Regardless of whether we would have imposed the same term of incarceration had we been tasked with sentencing Jackson in the first instance, we cannot say that the district court abused its discretion in imposing a sentence of 96 months. First, Jackson agreed at sentencing that the guideline calculations in the PSR were correct, and he acknowledged in his sentencing memorandum that the PSR's calculation of his base offense level of 24 under U.S.S.G. § 2K2.1(a)(2) was correct. Second, Jackson's argument that the district court did not meaningfully consider his mitigation argument is belied by the record. The district court twice stated that it had read the sentencing memorandum. Defense counsel argued zealously that Jackson's criminal history points and category overstated the seriousness of his prior offenses, and the court stated that it had listened to what Jackson's “attorney has said here today.” Doc. 61 at 14. The court also reviewed the PSR, which explained the nature of Jackson's prior crimes as well as the mitigating facts Jackson argued in his sentencing memorandum. The sentencing hearing was short, occupying only 18 pages of transcript, but it is clear from the record that the district court's analysis was not cursory. Third, the district court based its decision on proper factors, expressly invoking several factors set forth in § 3553(a). See 18 U.S.C. § 3553(a)(2)(A)-(C). The district court was within its discretion to place great weight on Jackson's criminal history. See Rosales-Bruno, 789 F.3d at 1254.

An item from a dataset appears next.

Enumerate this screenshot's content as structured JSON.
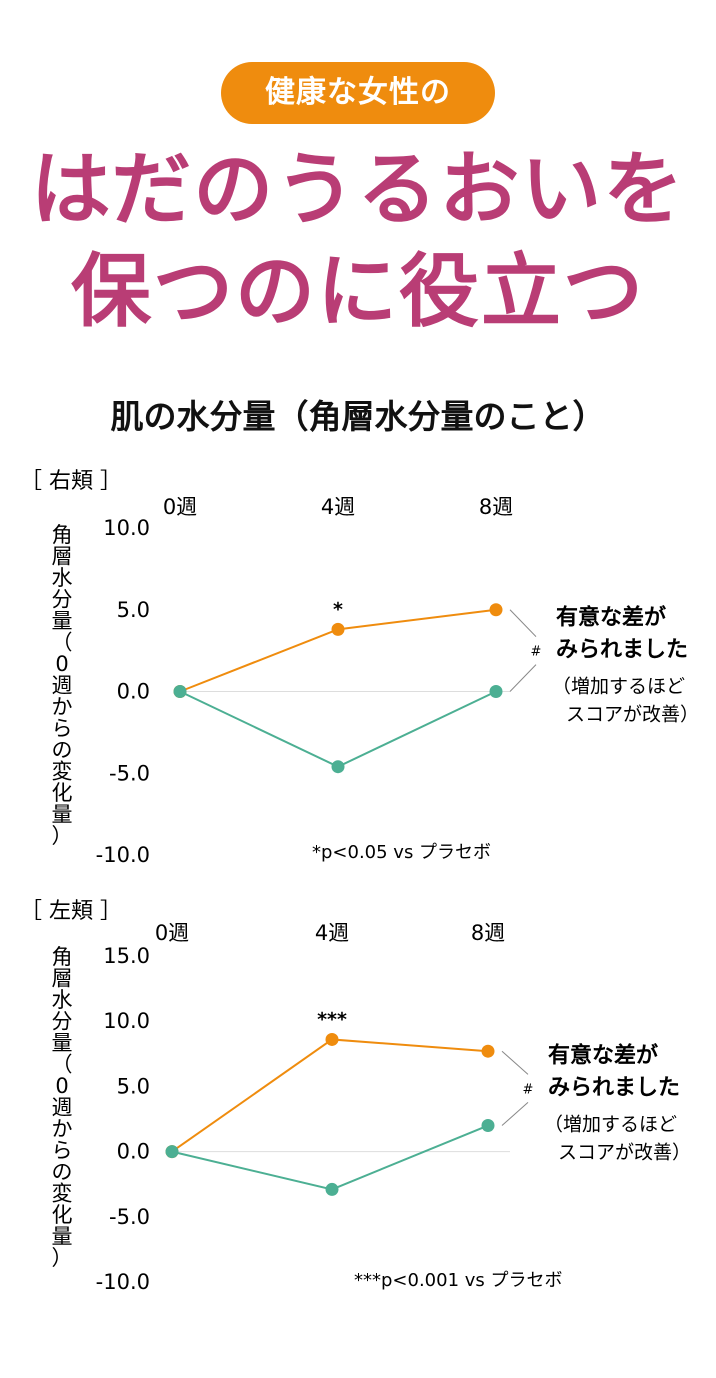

Jackson's arguments on appeal have not left us with a definite and firm conviction that the district court committed a clear error of judgment. See Irey, 612 F.3d at 1190. We therefore affirm his sentence.

AFFIRMED.

FOOTNOTES

1.   We recount here the calculations and facts set forth in the final, revised PSR in this case.

2.   Citations in the form “Doc. #” refer to numbered entries on the district court's docket.

3.   Jackson did not specifically object to the sentence the district court imposed, but his challenge is preserved because he requested a below-guideline sentence during the sentencing hearing and explained the basis for that request. See Holguin-Hernandez v. United States, ––– U.S. ––––, 140 S. Ct. 762, 766-67, 206 L.Ed.2d 95 (2020) (holding that a defendant's argument for a specific sentence preserved his substantive reasonableness claim on appeal).